Federal Minister of Aviation
- In office May 2003 – June 2005
- Preceded by: Kema Chikwe
- Succeeded by: Babalola Borishade

Governor of Bauchi State
- In office 29 May 2007 – 29 May 2015
- Preceded by: Adamu Mu'azu
- Succeeded by: Mohammed Abdullahi Abubakar

Personal details
- Born: 15 June 1956 (age 70) Yuguda, Bauchi State, Nigeria
- Party: APC

= Isa Yuguda =

Nigerian politician

Mallam Isa Yuguda (born 15 June 1956) is a Nigerian former politician who was the Governor of Bauchi State, Nigeria. He was first elected in April 2007, on the All Nigeria Peoples Party (ANPP) platform. In April 2009, he changed allegiance from the ANPP to the People's Democratic Party (PDP).
Yaguda was reelected governor on 28 April 2011.

==Background==
Isa Yuguda (CON) is an ethnic Fulani, born on 15 June 1956, in Yuguda. He studied at the North East College of Arts & Science in Maiduguri (1974–1976) and then at Ahmadu Bello University, Zaria (1976–1979), graduating with a BSc in Economics. He obtained a master's degree in Business Administration in 1998 at the University of Jos in Plateau State.

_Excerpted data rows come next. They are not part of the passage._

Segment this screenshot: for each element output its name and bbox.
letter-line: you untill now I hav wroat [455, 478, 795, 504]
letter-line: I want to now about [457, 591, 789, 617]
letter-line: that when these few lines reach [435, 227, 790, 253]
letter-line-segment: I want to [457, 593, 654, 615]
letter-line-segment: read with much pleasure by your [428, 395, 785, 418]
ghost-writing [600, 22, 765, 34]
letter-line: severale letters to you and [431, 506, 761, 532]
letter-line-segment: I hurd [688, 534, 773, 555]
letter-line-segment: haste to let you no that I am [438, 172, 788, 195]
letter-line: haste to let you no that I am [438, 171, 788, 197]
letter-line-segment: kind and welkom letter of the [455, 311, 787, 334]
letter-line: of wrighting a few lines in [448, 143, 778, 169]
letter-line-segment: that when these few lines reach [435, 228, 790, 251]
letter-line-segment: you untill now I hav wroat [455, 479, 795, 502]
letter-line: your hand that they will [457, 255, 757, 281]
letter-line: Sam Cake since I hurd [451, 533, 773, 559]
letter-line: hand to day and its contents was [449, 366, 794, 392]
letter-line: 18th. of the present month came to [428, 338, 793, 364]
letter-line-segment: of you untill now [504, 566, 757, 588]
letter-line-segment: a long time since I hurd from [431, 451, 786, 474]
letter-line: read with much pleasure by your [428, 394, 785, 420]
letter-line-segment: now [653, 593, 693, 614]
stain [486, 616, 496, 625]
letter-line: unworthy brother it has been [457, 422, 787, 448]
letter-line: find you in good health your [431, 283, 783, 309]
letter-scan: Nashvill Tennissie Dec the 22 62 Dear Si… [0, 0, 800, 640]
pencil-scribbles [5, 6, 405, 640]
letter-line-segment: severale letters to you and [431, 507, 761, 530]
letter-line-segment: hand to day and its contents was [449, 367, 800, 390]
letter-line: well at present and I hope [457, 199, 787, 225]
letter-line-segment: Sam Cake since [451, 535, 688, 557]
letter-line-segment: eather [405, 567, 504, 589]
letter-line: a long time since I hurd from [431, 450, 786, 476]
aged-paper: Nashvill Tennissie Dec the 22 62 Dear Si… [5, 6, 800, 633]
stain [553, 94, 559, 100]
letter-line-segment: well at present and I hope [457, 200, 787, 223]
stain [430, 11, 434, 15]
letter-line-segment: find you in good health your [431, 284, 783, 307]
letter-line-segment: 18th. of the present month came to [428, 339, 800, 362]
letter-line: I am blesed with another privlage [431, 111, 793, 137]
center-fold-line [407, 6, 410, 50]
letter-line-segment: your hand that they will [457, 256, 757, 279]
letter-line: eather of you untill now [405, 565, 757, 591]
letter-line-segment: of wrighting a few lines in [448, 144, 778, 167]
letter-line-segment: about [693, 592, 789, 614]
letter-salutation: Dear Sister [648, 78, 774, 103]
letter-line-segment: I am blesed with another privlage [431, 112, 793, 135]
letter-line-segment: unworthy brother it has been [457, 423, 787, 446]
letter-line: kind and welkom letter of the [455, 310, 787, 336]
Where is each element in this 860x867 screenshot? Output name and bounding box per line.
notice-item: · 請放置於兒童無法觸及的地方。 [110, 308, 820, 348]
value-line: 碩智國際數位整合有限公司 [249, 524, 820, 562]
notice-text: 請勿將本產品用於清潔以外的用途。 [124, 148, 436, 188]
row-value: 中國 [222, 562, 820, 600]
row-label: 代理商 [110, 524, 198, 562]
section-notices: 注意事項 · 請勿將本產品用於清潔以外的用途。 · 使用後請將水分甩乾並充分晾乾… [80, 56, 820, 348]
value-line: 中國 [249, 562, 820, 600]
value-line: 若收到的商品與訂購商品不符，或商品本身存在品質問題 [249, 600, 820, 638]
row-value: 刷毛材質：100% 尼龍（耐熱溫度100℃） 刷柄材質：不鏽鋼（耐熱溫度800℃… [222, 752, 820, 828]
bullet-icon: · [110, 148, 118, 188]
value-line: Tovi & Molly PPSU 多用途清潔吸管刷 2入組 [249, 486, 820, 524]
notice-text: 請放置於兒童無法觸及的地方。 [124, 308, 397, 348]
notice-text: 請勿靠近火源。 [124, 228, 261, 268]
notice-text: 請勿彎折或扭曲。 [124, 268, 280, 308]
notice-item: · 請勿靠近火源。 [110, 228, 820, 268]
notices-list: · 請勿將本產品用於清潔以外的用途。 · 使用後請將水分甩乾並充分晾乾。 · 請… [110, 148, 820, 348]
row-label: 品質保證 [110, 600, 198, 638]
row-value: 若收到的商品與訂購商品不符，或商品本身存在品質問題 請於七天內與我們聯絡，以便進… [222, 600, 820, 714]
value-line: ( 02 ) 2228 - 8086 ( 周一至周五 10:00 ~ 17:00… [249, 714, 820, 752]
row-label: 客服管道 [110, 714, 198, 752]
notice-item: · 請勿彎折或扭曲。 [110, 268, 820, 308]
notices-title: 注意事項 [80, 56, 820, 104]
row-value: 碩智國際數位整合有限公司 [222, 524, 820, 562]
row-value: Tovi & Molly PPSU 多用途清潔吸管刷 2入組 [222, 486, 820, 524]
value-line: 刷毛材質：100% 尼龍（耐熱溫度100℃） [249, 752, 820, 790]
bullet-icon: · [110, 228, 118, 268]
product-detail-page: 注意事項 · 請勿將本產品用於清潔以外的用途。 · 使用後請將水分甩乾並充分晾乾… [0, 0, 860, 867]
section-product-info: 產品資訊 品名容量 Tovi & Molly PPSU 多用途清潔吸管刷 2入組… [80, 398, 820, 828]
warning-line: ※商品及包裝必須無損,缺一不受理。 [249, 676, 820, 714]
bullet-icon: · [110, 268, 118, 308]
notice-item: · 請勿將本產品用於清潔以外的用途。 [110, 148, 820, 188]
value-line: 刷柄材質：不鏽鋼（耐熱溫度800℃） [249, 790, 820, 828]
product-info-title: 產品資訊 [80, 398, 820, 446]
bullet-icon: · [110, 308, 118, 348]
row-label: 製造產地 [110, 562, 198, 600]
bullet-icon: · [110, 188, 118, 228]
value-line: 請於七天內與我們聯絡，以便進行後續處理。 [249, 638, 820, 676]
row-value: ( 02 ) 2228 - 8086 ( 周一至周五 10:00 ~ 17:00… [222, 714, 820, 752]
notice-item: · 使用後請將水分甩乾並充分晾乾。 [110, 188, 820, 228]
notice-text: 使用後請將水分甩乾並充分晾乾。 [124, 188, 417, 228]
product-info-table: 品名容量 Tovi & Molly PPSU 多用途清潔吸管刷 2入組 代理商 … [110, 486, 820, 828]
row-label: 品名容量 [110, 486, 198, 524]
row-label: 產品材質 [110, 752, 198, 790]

Yuguda started work at the Federal Mortgage Bank, Bauchi Area Office as a mortgage manager (1981–1984). He moved to the Savannah Bank working as a credit manager in Sokoto (1986–1987) and then as a manager in Abuja (1987–1991). He moved to Inland Bank as acting general manager (1991–1992) and then managing director and chief executive (1992–1999). He was managing director and chief executive of NAL Merchant Bank (1999 - June 2000).

==Federal minister==
In June 2000, Yuguda was appointed Minister of State for Transport in the government of President Olusegun Obasanjo. He was moved to the Ministry of Aviation (May 2003 - June 2005).
In December 2003, visiting the Murtala Muhammed Airport, Lagos, he expressed concern at the delays in constructing the new terminal and threatened to cancel the contract.

==Bauchi State governor==
In April 2007, Yuguda contested and won the gubernatorial race of Bauchi State on the platform of All Nigeria People's Party (ANPP). He was sworn in on 29 May 2007. Yaguda was reelected governor on 28 April 2011. He gained 771,503 votes. He was followed by Alhaji Yusuf Tuggar of Congress for Progressive Change (CPC) with 238,426 votes, former Senator Baba Tela of the Action Congress of Nigeria (ACN) with 157,237 votes and Senator Suleiman Nazif of the All Nigeria People's Party (ANPP) with 102,093 votes.

==Personal life==
He has four wives: Hajiya Aisha Isa Yuguda, Hajiya Hauwa Abiodun Isa Yuguda, Hajiya Mariya Isa Yuguda, and Hajiya Nafisa Isa Yuguda. The fourth and most recent, Nafisat, is the daughter of the former Nigerian president, Late Umaru Yar'Adua. Mariya is the daughter of a Second Republic Senator, Late Ahmadu Danyami. During an interview with BBC Africa radio, he was questioned on the newly signed Nigerian anti-gay bill, he stated that "I am not gay, so my son will never be gay". He went further to explain that he will resign from office, if it ever happened but assured the interviewer that "gay blood does not flow in his family".

==APC==
In 2016, Yuguda announced his decision to leave the PDP. He switched to the APC in December 2018, Yuguda announced his decision to join the APC at a press conference held at the NUJ Secretariat, through his former Commissioner for Religious Affairs and Community Relations, Salisu Ahmed Barau. Yuguda explained that he joined the APC to continue to contribute to the development of the state. He is at present the Chairman, Board of Trustees of APC Professionals Forum, a key think-tank of professionals in Nigeria's ruling party.